Each candidate proposing a "Medicare for X" of similar single payer plan start with an unquestioned premise that is based on an unanswered question: "Is what Medicare pays providers (and has for the last 25 years) appropriate, reasonable, fair, and adequate as an amount for medical services?" This question is one for which the process of asking and answering form a gateway through which any such proposal must pass. This single question deserves a simple "yes" or "no" answer.
- Earlier I made mention of Maryland. One of the relevant bits of what we know about Maryland can be related to a hidden question lying behind the RAND report: "What is the appropriate 'equilibrium' point where hospitals would receive the same 'allowed amount' from both Medicare and private plans, and the result would more-or-less “work?” Well, the relationship of what all payers in Maryland (or did until recently) pay as a percentage of the “standard” Medicare that RAND used for simulating Medicare allowed payments is apparently around 140%. That is, if all payers, including the government, paid 140% or so of today’s standard Medicare based allowed amount formulae, that amount would enable hospitals to survive and we could have a transparent and (importantly) non-discriminatory pricing structure. The result would save an immense amount in administrative costs, mental and emotional distress to patients and their advocates, and I assure you, actuaries.

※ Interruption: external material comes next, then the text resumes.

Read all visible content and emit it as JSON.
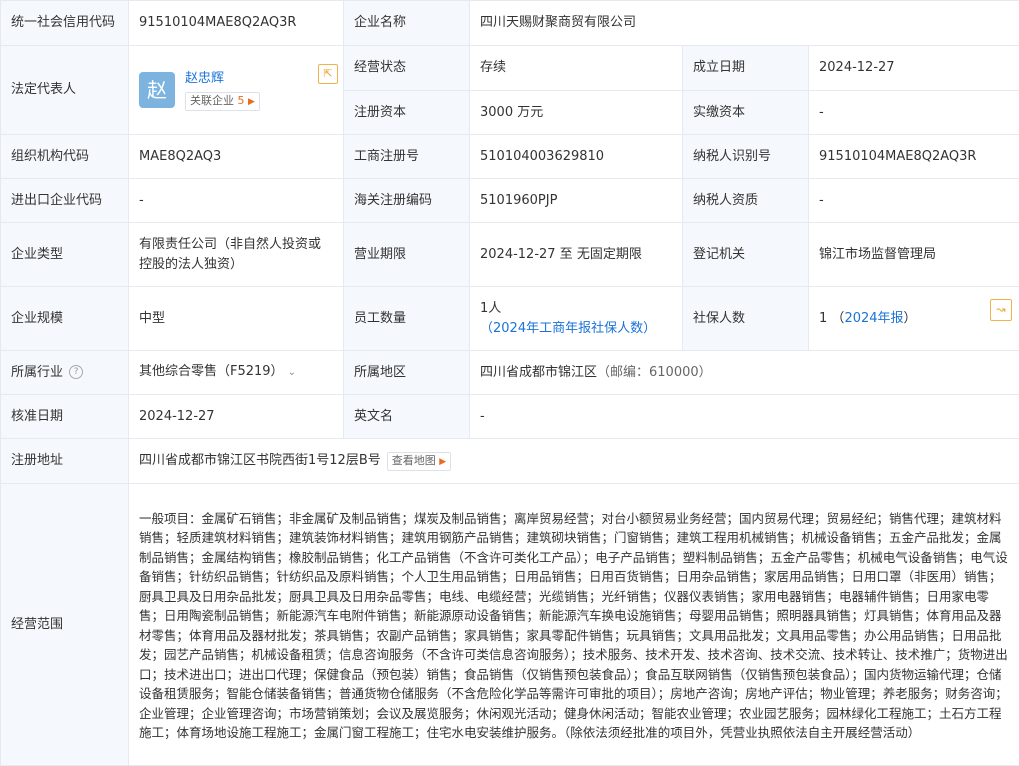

Many of you will know that I have pounded away on the Maryland “all payer” hospital system concept for many years since the state instituted the system. It doesn’t look today exactly like it did prior to the ACA, but the principles are sort of still there.
- I recommend that you download the detailed data Excel spreadsheet and have a look at the hospital/state/network specific data. (Click here for RAND Study downloads.) The Table 2. States tab is particularly informative as to the makeup of the study data. One can see, for example, that the Colorado input was about half of the entire private plan payments in the study. It is also very easy to see the comparison between the overall weighted average ratio for a state, and the split between inpatient and outpatient ratios. There are many other findings that organizations will find of interest, and possible (though I suspect limited) use.